The actor, who attended New College, Oxford in the late 1970s and is a patron of the charity behind the sites, said: “That is why I think this website is such a great thing.

“It’s nothing but testimonies from people who have the disease, or who have been close to it.

“And it’s wonderful that after ten years, the website now covers so many different illnesses and health issues to support patients and their families.”

He has now backed a fundraising appeal to raise £72,000, a mile of £1 coins, for DIPEx, the charity that runs the websites. The sites are backed by research carried out at Oxford University.

They feature interviews with people suffering from conditions including cancer and heart disease and mental health issues.

Health secretary Andrew Lansley also backed the “unique resource” at the launch.

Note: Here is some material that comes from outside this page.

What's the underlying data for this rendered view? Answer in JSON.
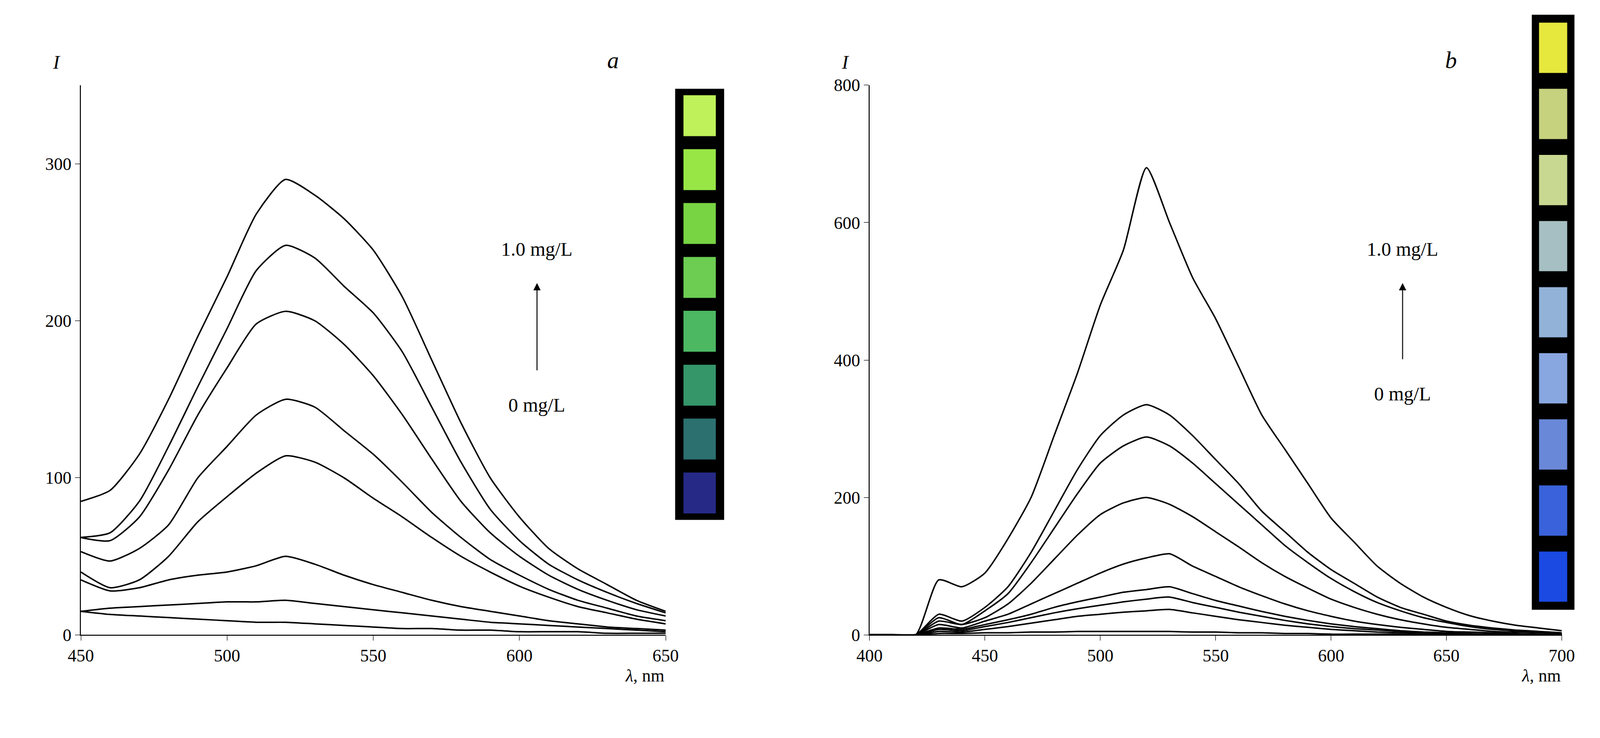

Dr McPherson, of north Oxford, said she came up with the idea for the website after being diagnosed with breast cancer 15 years ago.

She said: “I was a well informed doctor but I was desperate to know how ordinary people felt.

“I didn’t want to read about glamorous celebrities who had climbed Kilimanjaro, while being treated for breast cancer. But there was no way to access such information.”

She was already a bestselling author while working as a GP.

Diary of a Teenage Health Freak, sold more than a million copies and was a hit TV series.

Last year Dr McPherson, who has terminal pancreatic cancer, set up a group of 12 health professionals, the first of its kind, to lobby for patients to be given the right to die.